Worked great with a torch, as per the instructions, but not with a soldering iron yet (Hakko with adjustable temp and chisel tip). Used a regular propane torch on my test pieces, soldered 1.5 mm copper strip to a folded chunk of takeout container aluminum (like a throwaway baking pan) and the joint is rock solid. With the soldering iron I failed to get the copper to 'tin' with the solder. I think there is just too much heat conduction and this solder/flux combo needs a precise temp (narrow range) to work. With the torch I can dump more therms, heating at the non-working end of the part, and get the whole thing to the right temp. Basically you watch the flux and when it just starts to smoke a little you are at the right temp. Beyond this the flux no worky annymor. Zinc solder fumes bad, don't breathe. I guess I'm kinda a chooch for giving 4 stars because it didn't work the way I needed (soldering iron), but hey, why is this stuff so danged expensive?
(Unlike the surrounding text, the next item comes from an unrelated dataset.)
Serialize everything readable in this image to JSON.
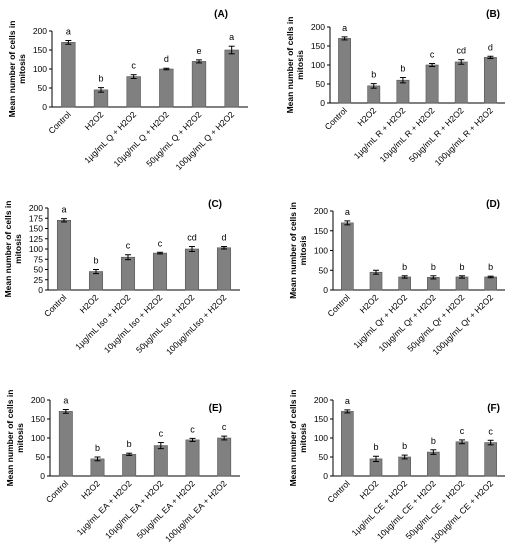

Oh, also, the flux bottle is well sealed with tape now. no leaky like the previous reviewers experienced.
D**D
Easy to Use, Good for Projects
Worked well getting things soldered onto aluminum
L**V
What A Sticky Mess!
The bottle of flux spilled inside the container that held the flux and the solder coil. The bottle still had the plastic wrap on the top but it spilled out anyway. Everything was covered in a sticky yellow goo. Gross!